HomeFebruary 2021Orange County’s Jewish History- Mother Housewife Teacher Spy

Orange County’s Jewish History- Mother Housewife Teacher Spy

Marion Miller Neuberger (née Freed), born in 1920 in NYC and raised in Florida, had a typical mid 20th century Jewish upbringing. An only child, she was doted on by her parents, Harry and Ida, attended college, became a teacher, married and had kids. “I was what I considered a typical housewife with two little children,” she said in a 1982 interview in what was then Leisure World (now Laguna Woods). But all that changed in 1950, when she received an invitation to attend a meeting of the “Los Angeles Committee for the Protection of Foreign Born.” Her husband Paul, who had done some counterintelligence work for the United States during WWII, was fairly certain the organization was a communist front. The couple contacted the FBI, who agreed with Paul’s assessment and asked if Marion would go to the meeting and report back to them.

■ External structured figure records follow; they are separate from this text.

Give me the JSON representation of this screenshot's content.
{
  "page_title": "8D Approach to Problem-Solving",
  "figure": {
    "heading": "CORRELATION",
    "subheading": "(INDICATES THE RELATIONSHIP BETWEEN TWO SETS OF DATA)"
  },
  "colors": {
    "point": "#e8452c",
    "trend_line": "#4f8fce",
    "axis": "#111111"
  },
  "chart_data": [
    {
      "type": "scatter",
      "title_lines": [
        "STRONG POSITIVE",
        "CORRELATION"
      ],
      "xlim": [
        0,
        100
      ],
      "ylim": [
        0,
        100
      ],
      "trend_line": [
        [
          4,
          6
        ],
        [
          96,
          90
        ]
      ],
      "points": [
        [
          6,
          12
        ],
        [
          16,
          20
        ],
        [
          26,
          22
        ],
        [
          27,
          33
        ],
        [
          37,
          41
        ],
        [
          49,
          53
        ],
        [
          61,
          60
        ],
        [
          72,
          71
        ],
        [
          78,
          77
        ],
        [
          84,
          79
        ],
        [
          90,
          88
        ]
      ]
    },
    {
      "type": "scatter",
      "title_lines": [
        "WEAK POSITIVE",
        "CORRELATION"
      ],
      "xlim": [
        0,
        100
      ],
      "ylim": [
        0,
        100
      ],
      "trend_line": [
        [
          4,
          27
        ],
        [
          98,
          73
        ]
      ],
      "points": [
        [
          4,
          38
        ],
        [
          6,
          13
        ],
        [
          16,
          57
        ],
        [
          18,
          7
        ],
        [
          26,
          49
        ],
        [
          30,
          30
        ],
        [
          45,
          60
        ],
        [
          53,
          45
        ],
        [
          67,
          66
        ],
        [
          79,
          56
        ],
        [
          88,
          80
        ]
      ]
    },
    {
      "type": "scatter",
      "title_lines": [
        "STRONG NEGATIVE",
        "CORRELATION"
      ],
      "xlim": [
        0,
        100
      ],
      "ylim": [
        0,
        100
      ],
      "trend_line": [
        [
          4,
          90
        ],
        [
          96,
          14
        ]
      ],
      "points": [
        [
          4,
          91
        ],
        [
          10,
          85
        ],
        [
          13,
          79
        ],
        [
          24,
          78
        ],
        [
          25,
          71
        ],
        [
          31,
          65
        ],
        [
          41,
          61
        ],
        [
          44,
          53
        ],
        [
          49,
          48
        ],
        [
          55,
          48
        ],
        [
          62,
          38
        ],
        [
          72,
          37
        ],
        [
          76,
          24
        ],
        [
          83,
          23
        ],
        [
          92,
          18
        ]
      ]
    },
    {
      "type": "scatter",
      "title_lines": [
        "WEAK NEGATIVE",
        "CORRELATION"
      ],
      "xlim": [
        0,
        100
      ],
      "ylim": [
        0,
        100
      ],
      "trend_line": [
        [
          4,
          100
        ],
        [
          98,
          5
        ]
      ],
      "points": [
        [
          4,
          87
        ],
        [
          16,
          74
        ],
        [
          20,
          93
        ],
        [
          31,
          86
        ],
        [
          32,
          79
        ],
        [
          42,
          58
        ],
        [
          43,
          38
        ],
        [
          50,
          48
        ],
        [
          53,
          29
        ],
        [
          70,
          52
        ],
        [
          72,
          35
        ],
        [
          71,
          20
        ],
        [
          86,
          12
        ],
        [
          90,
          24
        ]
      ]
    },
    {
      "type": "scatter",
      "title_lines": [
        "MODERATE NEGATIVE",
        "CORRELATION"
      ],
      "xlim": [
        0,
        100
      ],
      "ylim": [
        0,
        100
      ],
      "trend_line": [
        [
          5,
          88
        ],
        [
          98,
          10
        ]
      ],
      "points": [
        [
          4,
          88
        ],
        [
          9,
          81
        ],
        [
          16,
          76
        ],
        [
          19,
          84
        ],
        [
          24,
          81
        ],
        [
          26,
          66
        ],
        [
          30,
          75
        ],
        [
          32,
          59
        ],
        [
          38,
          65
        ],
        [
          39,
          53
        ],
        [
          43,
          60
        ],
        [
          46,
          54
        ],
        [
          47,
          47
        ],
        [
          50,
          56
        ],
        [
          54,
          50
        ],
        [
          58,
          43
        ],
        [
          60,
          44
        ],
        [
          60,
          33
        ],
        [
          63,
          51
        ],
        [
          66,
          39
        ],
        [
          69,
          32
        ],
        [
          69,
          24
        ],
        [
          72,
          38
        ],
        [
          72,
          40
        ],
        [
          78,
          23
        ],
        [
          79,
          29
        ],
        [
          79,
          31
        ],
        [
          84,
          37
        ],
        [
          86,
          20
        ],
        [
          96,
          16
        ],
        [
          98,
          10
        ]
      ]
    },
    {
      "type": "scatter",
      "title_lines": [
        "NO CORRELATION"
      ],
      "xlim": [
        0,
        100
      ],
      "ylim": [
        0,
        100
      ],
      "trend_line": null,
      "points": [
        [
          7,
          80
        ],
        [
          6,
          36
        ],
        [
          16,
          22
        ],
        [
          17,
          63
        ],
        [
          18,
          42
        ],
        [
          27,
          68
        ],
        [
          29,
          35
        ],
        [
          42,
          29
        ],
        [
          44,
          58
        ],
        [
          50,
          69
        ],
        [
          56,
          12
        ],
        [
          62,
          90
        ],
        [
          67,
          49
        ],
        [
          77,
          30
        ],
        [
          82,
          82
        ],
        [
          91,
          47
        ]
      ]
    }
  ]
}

She agreed, assuming it was “one and done.” But they asked her to keep attending, which she did, for close to five years. She worked in the organization’s office, where she would smuggle out letters and other items, go to a phone booth, give them to an FBI agent to be photocopied, and then return them. “It was just like in the movies,” she laughed. But after she and Paul were asked to join the Communist Party and accepted, things became more serious. The tension eventually caught up with Marion and she took a leave of absence, after which, while five months pregnant with her third child, she testified in D.C. One issue that was difficult for Marion was how many Jews were involved in the American Communist movement. When testifying again in 1959, she was specifically asked if she and Paul were “members of the Jewish faith,” to which she replied yes. House Committee member D. L. Jackson (R-CA) then went on to state, “This is a delicate area, and I know I shall be accused … of bringing racism into this hearing, but I think that the selfless service rendered by the Millers has strengthened the [reputation] of millions of loyal American Jews.” Asked years later if she would do it again, she replied “I feel I did what was right at the time. Under the exact circumstances, I suppose I would.”